DEEP FAT FRYING BASICS
Deep frying is one of surest ways of locking in flavor and developing great texture (also known as "crunch") in cooking.
The premise of deep-frying is simple. Food, usually battered (to keep the food's surface moisture from coming into contact with the hot oil, which would cause splattering), is added to a pot of hot fat. The fat immediately surrounds the food and cooks it from all sides, creating an exterior layer that seals in the food's flavors and juices inside. The fat temperature determines how long the food will take to cook through on the inside and become golden and crisp on the outside. When prepared properly, deep-fried foods absorb much less fat than you would expect.
First, be sure to read the recipe all the way through before starting. Take the time to gather all the ingredients and cooking equipment you'll need.

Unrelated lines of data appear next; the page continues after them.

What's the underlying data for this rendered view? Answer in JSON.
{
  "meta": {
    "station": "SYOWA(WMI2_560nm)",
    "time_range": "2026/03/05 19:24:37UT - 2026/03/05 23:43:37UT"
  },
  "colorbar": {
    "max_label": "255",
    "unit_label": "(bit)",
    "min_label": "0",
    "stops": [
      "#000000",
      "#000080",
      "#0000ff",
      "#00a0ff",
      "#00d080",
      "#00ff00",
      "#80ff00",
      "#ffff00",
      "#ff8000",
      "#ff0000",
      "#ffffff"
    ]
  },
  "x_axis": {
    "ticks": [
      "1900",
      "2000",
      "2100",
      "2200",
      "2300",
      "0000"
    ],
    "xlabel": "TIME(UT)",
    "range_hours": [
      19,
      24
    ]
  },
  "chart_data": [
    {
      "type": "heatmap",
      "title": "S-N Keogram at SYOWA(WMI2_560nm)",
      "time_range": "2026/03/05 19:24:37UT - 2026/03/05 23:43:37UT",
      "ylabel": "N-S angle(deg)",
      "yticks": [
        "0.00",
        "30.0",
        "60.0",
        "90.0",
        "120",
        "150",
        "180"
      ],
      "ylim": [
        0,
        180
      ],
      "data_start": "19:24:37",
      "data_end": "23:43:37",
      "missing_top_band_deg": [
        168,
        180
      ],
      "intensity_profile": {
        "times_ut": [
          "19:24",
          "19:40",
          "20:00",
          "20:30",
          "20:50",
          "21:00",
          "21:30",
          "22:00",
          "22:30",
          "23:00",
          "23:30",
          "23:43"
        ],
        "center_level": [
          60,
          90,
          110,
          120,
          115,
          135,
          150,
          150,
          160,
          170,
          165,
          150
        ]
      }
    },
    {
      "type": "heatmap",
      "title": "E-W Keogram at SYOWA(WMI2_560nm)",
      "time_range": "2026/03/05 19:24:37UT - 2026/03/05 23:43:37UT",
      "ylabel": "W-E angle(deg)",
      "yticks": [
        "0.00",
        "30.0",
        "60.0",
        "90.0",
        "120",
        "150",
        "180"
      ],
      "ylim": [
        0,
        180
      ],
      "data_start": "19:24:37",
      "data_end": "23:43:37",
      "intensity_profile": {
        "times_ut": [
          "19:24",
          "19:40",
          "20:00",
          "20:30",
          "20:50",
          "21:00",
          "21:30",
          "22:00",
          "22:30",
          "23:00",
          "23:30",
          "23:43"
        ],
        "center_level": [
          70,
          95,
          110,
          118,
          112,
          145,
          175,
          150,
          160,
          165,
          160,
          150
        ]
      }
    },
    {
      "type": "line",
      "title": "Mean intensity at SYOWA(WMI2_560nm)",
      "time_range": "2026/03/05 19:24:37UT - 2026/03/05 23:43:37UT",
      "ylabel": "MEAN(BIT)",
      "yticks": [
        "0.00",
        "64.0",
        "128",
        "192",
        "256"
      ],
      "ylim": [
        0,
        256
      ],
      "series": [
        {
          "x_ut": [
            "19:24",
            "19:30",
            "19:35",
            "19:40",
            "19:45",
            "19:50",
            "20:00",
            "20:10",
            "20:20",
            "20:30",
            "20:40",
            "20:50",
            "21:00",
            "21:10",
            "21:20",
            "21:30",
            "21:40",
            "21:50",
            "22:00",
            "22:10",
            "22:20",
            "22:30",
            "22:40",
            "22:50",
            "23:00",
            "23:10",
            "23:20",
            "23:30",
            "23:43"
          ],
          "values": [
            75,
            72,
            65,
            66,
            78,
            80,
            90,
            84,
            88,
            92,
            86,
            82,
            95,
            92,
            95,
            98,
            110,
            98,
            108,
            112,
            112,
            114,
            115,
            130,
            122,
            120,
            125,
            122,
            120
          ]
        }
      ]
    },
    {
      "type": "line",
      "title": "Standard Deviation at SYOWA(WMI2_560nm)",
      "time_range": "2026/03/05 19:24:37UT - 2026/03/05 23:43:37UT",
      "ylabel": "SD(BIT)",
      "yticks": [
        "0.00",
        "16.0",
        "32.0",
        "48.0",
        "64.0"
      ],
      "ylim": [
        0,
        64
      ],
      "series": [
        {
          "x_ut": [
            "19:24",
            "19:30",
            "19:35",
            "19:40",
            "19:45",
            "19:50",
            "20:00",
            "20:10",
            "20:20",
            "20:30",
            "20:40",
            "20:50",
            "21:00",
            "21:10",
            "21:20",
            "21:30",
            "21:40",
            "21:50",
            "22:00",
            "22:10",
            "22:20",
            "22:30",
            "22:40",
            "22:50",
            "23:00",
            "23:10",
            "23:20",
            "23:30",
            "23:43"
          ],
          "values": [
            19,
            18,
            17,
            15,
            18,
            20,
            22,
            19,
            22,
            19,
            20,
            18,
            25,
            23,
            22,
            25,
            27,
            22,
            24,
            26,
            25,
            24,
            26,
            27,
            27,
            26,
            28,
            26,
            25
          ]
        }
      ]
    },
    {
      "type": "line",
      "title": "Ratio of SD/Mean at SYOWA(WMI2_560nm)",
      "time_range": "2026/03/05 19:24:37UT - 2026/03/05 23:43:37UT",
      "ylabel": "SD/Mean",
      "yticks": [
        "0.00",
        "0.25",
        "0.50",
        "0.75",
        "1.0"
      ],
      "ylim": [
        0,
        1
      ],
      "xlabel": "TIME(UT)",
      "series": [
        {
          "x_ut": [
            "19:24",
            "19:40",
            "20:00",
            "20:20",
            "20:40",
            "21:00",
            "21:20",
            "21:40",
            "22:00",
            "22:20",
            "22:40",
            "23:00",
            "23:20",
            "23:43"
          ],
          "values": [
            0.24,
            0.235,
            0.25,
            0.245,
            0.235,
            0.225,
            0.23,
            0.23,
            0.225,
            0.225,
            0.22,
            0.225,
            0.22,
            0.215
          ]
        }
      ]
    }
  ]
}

Be sure to choose a pan that's larger in circumference than the heat source. Because oil catches fire easily you want to avoid spilling it altogether. But mistakes do happen and working with a pan that's larger than the burner you're working on will ensure if any oil accidentally spills over there is less of a chance it will drip down the sides and catch fire. Also by using a pan that's wider than it is deep will ensure you can fry more than you can in a narrower but deeper pan. Many experts feel a Dutch oven made of seasoned cast iron is ideal.
Always use clean, fresh oil. Although chefs will debate the merits of vegetable versus peanut oil (not to mention the more costly virgin or pomace olive oils) one thing they all agree upon is that food fried in old "stale" oil, especially oil in which a pungent food like fish has been fried in, can never taste quite as good as fresh.
Never fill your pot more than half full of oil. Remember you'll need at least 3 inches between the surface of the oil and the top of the pot to allow room for the oil to bubble up.
Constantly monitor the temperature. Although you can buy fancy (and sometimes expensive) electric fryers which come complete with a built in thermometer, they are not necessary. With a large, heavy pot (such the Dutch oven cast iron pot mentioned above) and a quality candy or deep-frying thermometer --you're in business. Look for a thermometer with a clamp on it so you can attach it to the side of the pot. Most deep-frying is done at 365*F (185*C). If you don't have a thermometer, a you can drop a cube of white bread into the hot oil. At 350*F (175*C) the bread fries to a golden brown in about 1 minute; at 375*F (190*C) it takes about 40 seconds.
Don't crowd your pot. Add only as much food to the pan as it can hold without the food touching while it fries. The oil should move around and bubble up freely around each piece, keeping the temperature steady for even cooking.
Use the right tools. To remove fried foods from hot oil opt for an Asian wire mesh skimmer, a slotted spoon or a pair of spring loaded tongs. And don't forget a paper towel covered plate or baking sheet to drain fried foods on. Placing a clean brown paper bag beneath the paper toweling will give you even more absorbency.
Remove foods in the same order in which they were added to the pan to insure they have all been evenly cooked.
Make sure the oil has completely cooled before moving the pot of or disposing of the oil for safety's sake.